My “winning strategy”
advocates effective financial assistance to Ukraine, which would combine
large-scale budgetary support with affordable political risk insurance, along
with other incentives for the private sector. Coupled with the radical economic
and political reforms that the new Ukraine is eager to introduce, these
measures would turn it into an attractive place for investment. The linchpin of
economic reforms is the restructuring of the state gas monopoly, Naftogaz, moving
from the current artificially low prices for gas to market-determined prices
and providing direct subsidies for gas purchases to needy households.
The political reforms center
on establishing an honest, independent, and competent judiciary and media, combating
corruption, and making the civil service serve the people instead of exploiting
them. These reforms would also appeal to many people in Russia, who would
demand similar reforms. That is what Putin is afraid of. That is why he has
tried so hard to destabilize the new Ukraine.
If Ukraine’s allies combined the sanctions against Russia with effective
assistance for the new Ukraine, no amount of propaganda could obscure the fact
that Russia’s economic and political problems are caused by Putin’s policies. He
could, of course—in clear violation of the Minsk II agreement of February 11,
2015—prevent the new Ukraine from succeeding by launching a large-scale
military offensive. But that would be a political defeat for Putin. It would
reveal the falsehood of his interpretation of the conflict with Ukraine; and a
military conquest of part of eastern Ukraine would place a heavy economic and
political burden on Russia.
President Putin has gained a
temporary tactical advantage over Ukraine because he is willing to risk
large-scale and even nuclear war while Ukraine’s allies are determined to avoid
a direct military conflict with Russia. This has allowed him to alternate
between hybrid war and hybrid peace at will, and he has exploited this
advantage to the full. Ukraine cannot prevail over Russia militarily because
President Putin can mobilize more and better-armed forces than Ukraine and its
allies on the battlefield. Ukrainian President Petro Poroshenko had to learn
this lesson at great cost. But surely Europe and the US can outbid Russia
financially.
This argument for European and
American support had some impact among Ukraine’s allies but my assertion about
their willingness to provide large-scale financial support proved to be wrong,
at least until now. I attribute this to two factors. One is the Greek crisis,
which was an outgrowth of the euro crisis and set a bad example for the
European Union to follow in Ukraine. The other is the Minsk agreement itself
that, for reasons explained below, induced the European authorities to continue
keeping Ukraine on a tight financial leash.

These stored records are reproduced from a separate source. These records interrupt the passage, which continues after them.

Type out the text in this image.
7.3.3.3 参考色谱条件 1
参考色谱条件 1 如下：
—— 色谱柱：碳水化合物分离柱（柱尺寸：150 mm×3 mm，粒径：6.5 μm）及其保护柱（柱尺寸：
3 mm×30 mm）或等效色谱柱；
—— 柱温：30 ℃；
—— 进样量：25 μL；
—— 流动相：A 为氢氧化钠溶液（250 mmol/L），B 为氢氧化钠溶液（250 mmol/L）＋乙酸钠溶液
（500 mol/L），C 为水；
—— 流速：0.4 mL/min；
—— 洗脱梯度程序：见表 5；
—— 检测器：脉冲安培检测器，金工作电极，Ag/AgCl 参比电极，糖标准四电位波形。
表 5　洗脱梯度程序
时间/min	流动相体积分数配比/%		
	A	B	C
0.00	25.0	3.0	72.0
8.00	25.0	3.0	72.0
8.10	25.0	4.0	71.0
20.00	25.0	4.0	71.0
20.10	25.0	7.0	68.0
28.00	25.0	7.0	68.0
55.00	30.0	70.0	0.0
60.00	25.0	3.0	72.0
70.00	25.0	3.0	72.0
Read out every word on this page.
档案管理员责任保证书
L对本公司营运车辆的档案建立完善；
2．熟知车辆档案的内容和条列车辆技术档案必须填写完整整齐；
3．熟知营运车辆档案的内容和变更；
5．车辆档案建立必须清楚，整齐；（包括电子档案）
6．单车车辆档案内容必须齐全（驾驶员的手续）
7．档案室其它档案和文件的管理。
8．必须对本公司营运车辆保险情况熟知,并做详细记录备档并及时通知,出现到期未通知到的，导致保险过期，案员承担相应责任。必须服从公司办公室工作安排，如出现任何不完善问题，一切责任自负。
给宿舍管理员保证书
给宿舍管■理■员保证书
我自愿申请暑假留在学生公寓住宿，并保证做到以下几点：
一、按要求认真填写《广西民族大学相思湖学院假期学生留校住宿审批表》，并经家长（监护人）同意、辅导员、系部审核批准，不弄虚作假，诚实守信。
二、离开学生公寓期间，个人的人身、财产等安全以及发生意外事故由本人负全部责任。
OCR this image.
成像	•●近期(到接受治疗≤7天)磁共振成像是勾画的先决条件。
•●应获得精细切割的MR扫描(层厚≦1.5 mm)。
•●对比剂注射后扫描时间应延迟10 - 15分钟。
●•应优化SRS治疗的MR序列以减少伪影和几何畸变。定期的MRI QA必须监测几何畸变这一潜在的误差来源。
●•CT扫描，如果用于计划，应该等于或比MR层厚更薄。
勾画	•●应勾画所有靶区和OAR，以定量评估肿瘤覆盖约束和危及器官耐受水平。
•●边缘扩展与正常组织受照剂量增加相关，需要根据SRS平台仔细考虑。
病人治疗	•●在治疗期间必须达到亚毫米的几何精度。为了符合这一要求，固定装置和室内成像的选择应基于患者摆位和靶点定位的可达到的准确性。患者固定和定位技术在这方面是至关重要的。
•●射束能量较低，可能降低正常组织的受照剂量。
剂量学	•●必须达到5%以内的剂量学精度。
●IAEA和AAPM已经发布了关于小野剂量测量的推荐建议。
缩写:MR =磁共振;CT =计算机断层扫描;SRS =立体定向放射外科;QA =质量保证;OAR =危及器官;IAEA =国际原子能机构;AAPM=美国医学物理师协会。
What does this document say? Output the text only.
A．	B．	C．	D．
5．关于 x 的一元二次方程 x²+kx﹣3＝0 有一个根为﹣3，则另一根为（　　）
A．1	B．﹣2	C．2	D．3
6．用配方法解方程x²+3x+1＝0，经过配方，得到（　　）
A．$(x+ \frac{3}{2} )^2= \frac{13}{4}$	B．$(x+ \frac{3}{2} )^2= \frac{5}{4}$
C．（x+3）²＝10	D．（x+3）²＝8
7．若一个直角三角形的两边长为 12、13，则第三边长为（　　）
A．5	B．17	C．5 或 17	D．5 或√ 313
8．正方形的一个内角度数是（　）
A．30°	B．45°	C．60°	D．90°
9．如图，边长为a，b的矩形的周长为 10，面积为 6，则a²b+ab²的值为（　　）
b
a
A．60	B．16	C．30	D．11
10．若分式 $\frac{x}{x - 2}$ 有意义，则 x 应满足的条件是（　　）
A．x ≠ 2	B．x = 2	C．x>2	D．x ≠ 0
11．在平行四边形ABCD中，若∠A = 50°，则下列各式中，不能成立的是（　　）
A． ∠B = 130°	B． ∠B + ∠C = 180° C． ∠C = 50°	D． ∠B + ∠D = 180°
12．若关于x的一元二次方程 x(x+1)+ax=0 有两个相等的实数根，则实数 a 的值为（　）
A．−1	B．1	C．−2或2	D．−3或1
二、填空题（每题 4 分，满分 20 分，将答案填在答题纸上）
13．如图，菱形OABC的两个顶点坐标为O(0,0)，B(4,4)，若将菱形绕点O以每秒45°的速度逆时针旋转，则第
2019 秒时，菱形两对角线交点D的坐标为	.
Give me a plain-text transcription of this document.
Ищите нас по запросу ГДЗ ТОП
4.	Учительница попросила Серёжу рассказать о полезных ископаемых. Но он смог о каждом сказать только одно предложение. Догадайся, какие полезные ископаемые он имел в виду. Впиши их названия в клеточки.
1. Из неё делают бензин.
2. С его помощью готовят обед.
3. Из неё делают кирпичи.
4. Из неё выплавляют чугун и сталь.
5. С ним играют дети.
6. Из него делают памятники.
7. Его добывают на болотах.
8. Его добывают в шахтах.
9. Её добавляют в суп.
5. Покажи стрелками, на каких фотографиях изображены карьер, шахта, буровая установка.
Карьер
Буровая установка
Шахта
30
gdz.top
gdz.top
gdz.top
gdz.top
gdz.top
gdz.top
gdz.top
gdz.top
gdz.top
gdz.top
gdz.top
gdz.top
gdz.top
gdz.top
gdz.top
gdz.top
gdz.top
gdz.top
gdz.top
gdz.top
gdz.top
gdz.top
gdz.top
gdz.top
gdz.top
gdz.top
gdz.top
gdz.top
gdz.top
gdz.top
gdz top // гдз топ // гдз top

The euro crisis has created an
acute shortage of funds for budgetary purposes. The EU budget of €145 billion
is only about one percent of the GDP of the member states, but Europe
is barely growing and member states are clamoring to reduce their contributions
to the EU budget. The shortage of funds is particularly acute in the eurozone,
which has no budget of its own.
The European authorities under
German leadership mishandled the Greek crisis. They started out by providing
emergency loans to Greece at punitive interest rates; they imposed their own
program of reform and micromanaged it instead of allowing Greece to take
ownership and control of the reforms; and they always lent too little too late.
The Greek authorities are far from blameless but the primary responsibility
lies with Germany because it was in charge. The Greek national debt has become
unsustainable but the European authorities are now unwilling to write down
their loans to Greece.
A dispute over this point
between them and the IMF has greatly complicated the recent and
current negotiations. The authorities have corrected some of their mistakes—for
instance, they insist on “bailing in” rather than “bailing out” bondholders
(bailing in requires bondholders to write down the value of their bonds). But
they repeat others. The biggest mistake has been to treat Ukraine in the same
way as Greece. The new Ukraine seeks to be the opposite of Greece and, although
it is not a member, it is actively defending the European Union against a
military and political threat from Russia.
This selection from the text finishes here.